The ways in which a rising yuan can do more harm than good is a pet topic of Stanford University economist Ronald McKinnon, author of “The Unloved Dollar Standard: From Bretton Woods to the Rise of China.” Beijing is “caught in a currency trap, owing to its own saving surplus (and America’s saving deficiency) and near-zero interest rates on dollar assets,” McKinnon wrote in a Project Syndicate op-ed. “Although fully liberalizing China’s domestic financial markets and ‘internationalizing’ the renminbi may be possible one day, that day is far off. For now, if China tries to liberalize its financial markets, hot money will flow the wrong way - into the economy, rather than out.”

The second reason involves basic fairness. Japanese Prime Minister Shinzo Abe pledged to deploy three policy arrows to achieve his target for ending deflation in his country. But nearly 16 months on, “Abenomics” is looking suspiciously like a one-arrow affair. The first arrow - a burst of monetary stimulus - hasn’t been matched by the fiscal-policy and deregulatory measures Abe promised.
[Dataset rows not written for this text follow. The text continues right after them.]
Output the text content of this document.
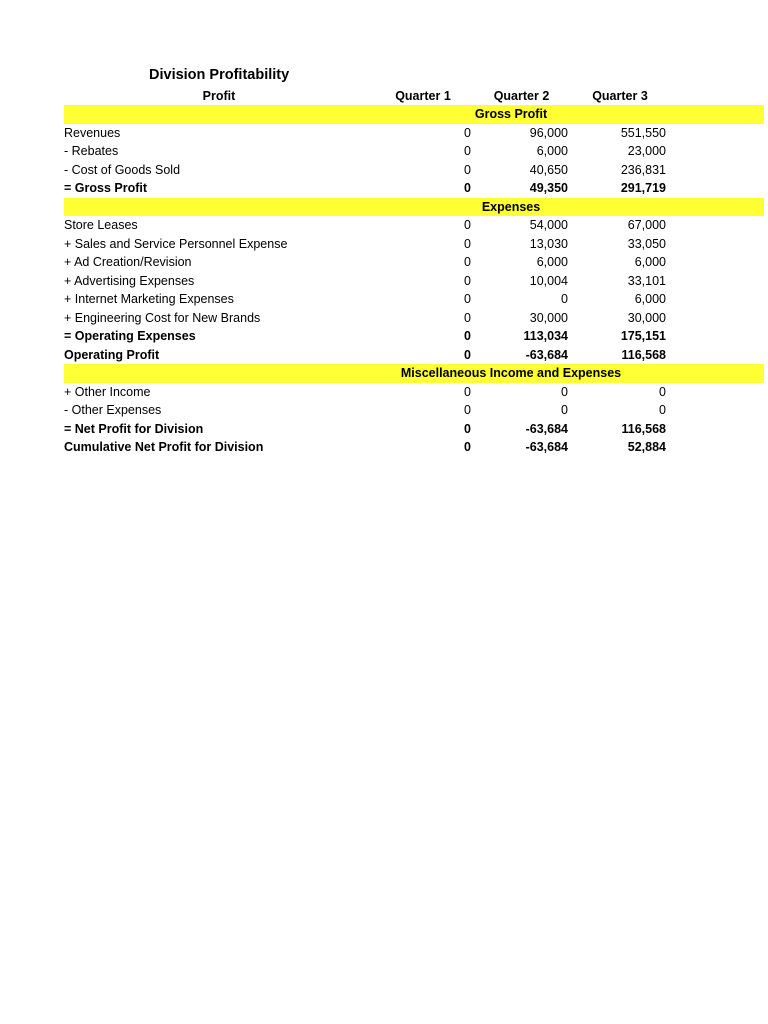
Division Profitability
Profit	Quarter 1	Quarter 2	Quarter 3
Gross Profit
Revenues	0	96,000	551,550
- Rebates	0	6,000	23,000
- Cost of Goods Sold	0	40,650	236,831
= Gross Profit	0	49,350	291,719
Expenses
Store Leases	0	54,000	67,000
+ Sales and Service Personnel Expense	0	13,030	33,050
+ Ad Creation/Revision	0	6,000	6,000
+ Advertising Expenses	0	10,004	33,101
+ Internet Marketing Expenses	0	0	6,000
+ Engineering Cost for New Brands	0	30,000	30,000
= Operating Expenses	0	113,034	175,151
Operating Profit	0	-63,684	116,568
Miscellaneous Income and Expenses
+ Other Income	0	0	0
- Other Expenses	0	0	0
= Net Profit for Division	0	-63,684	116,568
Cumulative Net Profit for Division	0	-63,684	52,884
So let’s call the prime minister’s revival plan what it really is: a massive currency devaluation.

With the yen plunging 20 percent, U.S. Treasury Secretary Jacob Lew’s call for Beijing to strengthen the yuan sounds awfully hypocritical. Why should it be OK for wealthy Japan to devalue when poor, unbalanced China can’t? It’s becoming harder and harder for Washington to make this case with a straight face.

The third rationale for a weaker yuan is to offer China wiggle room to reform its economic and political systems. It’s easy for Lew or Lagarde to advise China to accelerate the shift away from excessive investment and exports toward a more services-based model. But they’re not in President Xi Jinping’s shoes. When Xi pledges to revamp China’s economy, he’s talking about yanking lucrative interests out of the hands of Communist Party officials who are currently making millions - sometimes billions - of dollars off the current system.
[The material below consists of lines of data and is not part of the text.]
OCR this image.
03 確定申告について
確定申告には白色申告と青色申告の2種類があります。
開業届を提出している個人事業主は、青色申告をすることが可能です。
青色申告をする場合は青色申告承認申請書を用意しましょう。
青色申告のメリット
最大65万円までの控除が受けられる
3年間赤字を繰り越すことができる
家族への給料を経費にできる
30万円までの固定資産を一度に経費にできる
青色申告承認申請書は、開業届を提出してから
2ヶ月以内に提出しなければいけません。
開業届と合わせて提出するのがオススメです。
It’s hard to exaggerate how destabilizing it will be to free state-owned enterprises and shadow banks from the clutches of corrupt politicians. The only way to carry out such a purge is to stop adding fresh stimulus and allow gross domestic product to slip below 5 percent. “The problem China faces, I think, continues to be a long, slow, grinding away of debt and many years of much slower growth,” says Michael Pettis, a finance professor at Peking University.
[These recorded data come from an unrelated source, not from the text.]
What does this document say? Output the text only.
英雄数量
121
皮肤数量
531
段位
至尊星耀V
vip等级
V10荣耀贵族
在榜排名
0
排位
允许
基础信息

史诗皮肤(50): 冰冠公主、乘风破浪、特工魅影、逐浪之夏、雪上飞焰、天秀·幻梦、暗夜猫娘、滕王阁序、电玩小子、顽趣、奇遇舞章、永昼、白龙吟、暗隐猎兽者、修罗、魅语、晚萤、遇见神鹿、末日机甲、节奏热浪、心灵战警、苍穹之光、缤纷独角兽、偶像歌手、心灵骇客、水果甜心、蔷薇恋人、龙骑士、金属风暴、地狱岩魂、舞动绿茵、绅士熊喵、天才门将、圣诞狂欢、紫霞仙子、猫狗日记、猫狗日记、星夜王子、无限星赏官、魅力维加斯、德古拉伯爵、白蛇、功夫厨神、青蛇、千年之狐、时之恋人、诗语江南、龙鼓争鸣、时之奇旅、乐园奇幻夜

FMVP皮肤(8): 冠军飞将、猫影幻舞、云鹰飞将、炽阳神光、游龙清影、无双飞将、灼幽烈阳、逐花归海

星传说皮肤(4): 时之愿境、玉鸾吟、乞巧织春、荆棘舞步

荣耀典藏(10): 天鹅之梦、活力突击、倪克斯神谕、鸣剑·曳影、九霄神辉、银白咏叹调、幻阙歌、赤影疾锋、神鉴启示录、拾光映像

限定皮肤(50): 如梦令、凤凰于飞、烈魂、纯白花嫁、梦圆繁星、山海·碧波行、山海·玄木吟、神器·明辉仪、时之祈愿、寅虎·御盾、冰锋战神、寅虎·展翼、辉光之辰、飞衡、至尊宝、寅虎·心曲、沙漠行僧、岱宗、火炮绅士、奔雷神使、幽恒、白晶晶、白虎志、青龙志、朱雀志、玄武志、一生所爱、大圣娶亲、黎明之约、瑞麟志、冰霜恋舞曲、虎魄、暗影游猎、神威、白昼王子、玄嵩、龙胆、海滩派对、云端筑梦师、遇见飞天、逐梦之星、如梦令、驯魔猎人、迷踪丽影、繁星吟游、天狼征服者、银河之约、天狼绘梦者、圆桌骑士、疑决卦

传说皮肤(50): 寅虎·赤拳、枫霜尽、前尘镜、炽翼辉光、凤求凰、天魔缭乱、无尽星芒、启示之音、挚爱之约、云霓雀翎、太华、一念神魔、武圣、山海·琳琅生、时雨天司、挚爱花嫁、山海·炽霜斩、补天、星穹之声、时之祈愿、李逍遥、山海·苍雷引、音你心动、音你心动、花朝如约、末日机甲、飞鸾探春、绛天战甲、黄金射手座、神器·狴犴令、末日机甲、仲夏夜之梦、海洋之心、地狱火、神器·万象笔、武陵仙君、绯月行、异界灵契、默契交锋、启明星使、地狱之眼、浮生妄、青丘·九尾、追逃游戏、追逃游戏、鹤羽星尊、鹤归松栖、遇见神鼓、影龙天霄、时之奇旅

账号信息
Xi must be willing to stomach reduced liquidity, mini crises in money markets, massive corporate defaults, and a drumbeat of bearish chatter from the George Soroses and Nouriel Roubinis of the world. Amid such tumult and uncertainty, Xi will could use a growth lever or two to prevent China from crashing. A weaker yuan is an obvious one. The world can’t have it both ways. If China is to do its part to rebalance global growth, we need to meet the Chinese halfway. China can either recalibrate its economy or raise the yuan. The West can’t have both.

*The author is a Bloomberg View columnist.